Первый шаг такого рискованного предприятия – самый сложный маневр: покинуть корабль, выйти наружу. Но сначала нужно приготовиться, отключить себя от систем бортового жизнеобеспечения, найти и одеть что-то земное, то, что было частично снято пред полетом. Может, еще сходить в туалет. Почки действуют плохо, не совсем понятно, хочется или нет. Тошнит с хрипом, с воплями. Голова кружится так, будто не помнит, где раньше было место соединения с шеей. Все тело трепещет, пронизанное нехорошей дрожью и ознобом – тело жестоко отравлено, на сердце – панический страх. Уже кажется совершенно абсурдным недавний порыв писать на бумаге, хотя, если откровенно – что касается, например, мемуаров, это была моя давняя идея fixe.
Однажды в погоне за музой я отправился на чужую дачу, в пустую холодную избу с мышами на окраине псковской деревни Малые Ляды.… Это был октябрь какого-то года, чудесная, «болдинская», то есть, лядская такая осень, с проливными дождями и грязью по колено. На второй день я с замиранием сердца, как в бездонную яму сорвался в смертельное пике.

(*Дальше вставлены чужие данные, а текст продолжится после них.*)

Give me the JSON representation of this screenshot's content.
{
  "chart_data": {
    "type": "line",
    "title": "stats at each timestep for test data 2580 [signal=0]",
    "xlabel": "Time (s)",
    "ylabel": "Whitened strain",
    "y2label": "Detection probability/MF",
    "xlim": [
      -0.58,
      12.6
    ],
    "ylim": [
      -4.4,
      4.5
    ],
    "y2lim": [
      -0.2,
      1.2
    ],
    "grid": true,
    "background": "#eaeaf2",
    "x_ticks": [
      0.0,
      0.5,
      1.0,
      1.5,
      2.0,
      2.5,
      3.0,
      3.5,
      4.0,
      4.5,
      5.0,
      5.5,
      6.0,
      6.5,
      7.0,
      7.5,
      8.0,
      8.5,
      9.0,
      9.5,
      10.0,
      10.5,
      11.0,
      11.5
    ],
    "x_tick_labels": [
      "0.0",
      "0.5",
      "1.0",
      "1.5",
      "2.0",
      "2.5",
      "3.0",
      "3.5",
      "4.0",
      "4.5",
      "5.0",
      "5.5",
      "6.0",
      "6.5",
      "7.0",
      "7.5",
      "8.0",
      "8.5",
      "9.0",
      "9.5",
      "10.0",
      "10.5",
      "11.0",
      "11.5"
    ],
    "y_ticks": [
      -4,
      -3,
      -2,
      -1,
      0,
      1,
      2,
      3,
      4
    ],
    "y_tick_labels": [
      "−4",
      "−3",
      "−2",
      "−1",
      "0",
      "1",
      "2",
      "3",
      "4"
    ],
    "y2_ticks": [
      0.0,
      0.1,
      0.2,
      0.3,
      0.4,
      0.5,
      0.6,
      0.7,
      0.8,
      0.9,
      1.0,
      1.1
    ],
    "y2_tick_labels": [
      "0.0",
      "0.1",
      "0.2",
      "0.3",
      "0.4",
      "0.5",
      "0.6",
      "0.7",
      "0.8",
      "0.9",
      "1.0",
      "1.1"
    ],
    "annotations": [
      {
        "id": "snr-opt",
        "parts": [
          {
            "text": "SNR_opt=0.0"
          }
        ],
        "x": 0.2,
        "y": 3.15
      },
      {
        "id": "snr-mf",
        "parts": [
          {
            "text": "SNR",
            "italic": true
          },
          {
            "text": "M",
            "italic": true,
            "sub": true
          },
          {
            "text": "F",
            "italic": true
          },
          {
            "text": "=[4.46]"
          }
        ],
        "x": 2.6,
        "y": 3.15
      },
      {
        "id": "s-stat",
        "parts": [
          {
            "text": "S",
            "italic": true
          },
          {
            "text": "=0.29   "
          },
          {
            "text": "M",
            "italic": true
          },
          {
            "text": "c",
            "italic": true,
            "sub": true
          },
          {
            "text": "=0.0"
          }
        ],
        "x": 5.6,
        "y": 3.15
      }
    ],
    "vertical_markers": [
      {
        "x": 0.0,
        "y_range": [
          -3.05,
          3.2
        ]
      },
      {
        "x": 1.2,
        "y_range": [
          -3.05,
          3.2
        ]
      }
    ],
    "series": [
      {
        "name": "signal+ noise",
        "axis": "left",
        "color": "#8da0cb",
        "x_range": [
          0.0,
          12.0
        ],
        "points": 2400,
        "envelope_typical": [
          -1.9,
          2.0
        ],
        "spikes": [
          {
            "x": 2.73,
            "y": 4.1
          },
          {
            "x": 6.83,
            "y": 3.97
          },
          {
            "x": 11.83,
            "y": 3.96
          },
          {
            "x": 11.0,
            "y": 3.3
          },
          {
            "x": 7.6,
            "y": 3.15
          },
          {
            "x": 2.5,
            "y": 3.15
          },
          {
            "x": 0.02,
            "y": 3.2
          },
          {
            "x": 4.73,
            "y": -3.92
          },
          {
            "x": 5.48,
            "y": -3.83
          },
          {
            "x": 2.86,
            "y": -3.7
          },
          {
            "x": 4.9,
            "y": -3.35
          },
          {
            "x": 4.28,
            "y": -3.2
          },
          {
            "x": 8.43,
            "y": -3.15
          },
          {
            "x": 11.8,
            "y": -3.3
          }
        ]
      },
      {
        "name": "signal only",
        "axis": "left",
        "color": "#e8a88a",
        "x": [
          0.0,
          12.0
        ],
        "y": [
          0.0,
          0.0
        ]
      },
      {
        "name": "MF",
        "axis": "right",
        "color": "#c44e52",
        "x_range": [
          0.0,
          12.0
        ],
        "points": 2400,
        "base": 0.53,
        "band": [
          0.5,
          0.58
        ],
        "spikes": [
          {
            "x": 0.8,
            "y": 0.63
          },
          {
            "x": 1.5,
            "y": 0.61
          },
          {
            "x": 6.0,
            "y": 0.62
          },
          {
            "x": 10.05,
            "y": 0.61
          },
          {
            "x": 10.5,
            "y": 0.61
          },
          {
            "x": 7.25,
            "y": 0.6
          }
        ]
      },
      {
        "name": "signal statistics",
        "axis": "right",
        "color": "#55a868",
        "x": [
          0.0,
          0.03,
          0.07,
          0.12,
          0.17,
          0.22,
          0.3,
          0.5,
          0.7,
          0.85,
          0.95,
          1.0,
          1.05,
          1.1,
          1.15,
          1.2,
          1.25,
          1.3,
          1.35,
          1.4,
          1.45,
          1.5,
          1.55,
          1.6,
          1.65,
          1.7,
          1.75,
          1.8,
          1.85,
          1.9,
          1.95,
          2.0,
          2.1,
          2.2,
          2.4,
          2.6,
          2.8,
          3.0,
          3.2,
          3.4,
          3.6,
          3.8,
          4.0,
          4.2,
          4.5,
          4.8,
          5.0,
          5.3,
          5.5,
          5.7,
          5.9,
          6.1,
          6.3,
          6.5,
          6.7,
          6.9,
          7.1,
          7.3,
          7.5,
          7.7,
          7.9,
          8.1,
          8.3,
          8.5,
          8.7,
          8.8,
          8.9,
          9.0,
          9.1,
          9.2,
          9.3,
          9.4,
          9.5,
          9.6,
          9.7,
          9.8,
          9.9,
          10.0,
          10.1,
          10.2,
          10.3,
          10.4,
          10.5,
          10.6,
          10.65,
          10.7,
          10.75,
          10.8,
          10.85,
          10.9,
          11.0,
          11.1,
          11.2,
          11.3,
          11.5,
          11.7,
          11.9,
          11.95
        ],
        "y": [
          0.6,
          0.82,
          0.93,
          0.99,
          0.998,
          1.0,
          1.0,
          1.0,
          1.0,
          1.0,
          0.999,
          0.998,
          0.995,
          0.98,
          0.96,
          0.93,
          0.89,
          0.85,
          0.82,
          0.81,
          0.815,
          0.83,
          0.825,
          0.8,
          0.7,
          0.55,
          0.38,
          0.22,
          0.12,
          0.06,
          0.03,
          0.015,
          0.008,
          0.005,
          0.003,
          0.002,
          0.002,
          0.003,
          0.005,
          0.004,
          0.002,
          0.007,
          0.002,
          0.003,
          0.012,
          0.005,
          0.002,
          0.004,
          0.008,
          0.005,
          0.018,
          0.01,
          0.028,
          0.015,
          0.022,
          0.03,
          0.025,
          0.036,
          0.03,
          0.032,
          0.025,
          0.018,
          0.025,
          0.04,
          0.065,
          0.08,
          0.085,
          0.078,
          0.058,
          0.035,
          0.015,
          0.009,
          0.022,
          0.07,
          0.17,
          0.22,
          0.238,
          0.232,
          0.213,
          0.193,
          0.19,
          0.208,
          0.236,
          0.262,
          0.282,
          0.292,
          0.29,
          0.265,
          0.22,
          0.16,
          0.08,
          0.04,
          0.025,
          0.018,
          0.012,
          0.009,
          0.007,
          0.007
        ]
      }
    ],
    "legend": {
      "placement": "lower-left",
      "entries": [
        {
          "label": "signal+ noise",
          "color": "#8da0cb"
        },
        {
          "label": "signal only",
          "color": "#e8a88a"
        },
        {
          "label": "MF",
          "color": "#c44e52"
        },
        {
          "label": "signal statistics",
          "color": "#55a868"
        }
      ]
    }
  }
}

Мне говорили потом, что, на самом деле, был уже такой рассказ у другого писателя – о том, что один писатель (скорее всего, сам автор) приезжает в глухомань писать роман и – тыдыщ! Все туда же – в кроличью нору, в синюю червоточину! Я про это не читал, зато, получается, повторил его сюжет своей собственной историей. Которая, если честно, вышла не особенно книжной: я только пил сутками, не мог есть и топить печь, испытал встречу с «белкой», унижался-побирался по соседям, сдался родственникам, закончил мытарства в больнице.
Справедливости ради замечу, что кое-какие достижения при всем при этом у меня имелись. Пытаясь зарабатывать литературными «халтурками», статьями и переводами, я еще сумел издать два сборника рассказов, хотя не особо продаваемых. Что же касается более серьезных вещей… исторические события никогда не цепляли моего интереса, все эти пыльные музейные, антикварные экспонаты и якобы факты – особенно до золотого 19-го века, мне были полностью до фонаря, а иногда – так и вовсе неприятны: читаешь – и будто гуляешь по кладбищу. Современную жизнь я находил совсем чуждой, почти враждебной, она раздражала меня своей шумной суетой, жестокой, бескомпромиссной, бессмысленной дарвинистской соревновательностью. Теперь я понимаю: исследовать прошлое мне не позволяла лень (в архивах копаться?) и отвращение ко всему мертвому, а настоящего я просто боялся и не принимал ни в каком виде. Потому и лез в фантастику – там почти всегда про будущее…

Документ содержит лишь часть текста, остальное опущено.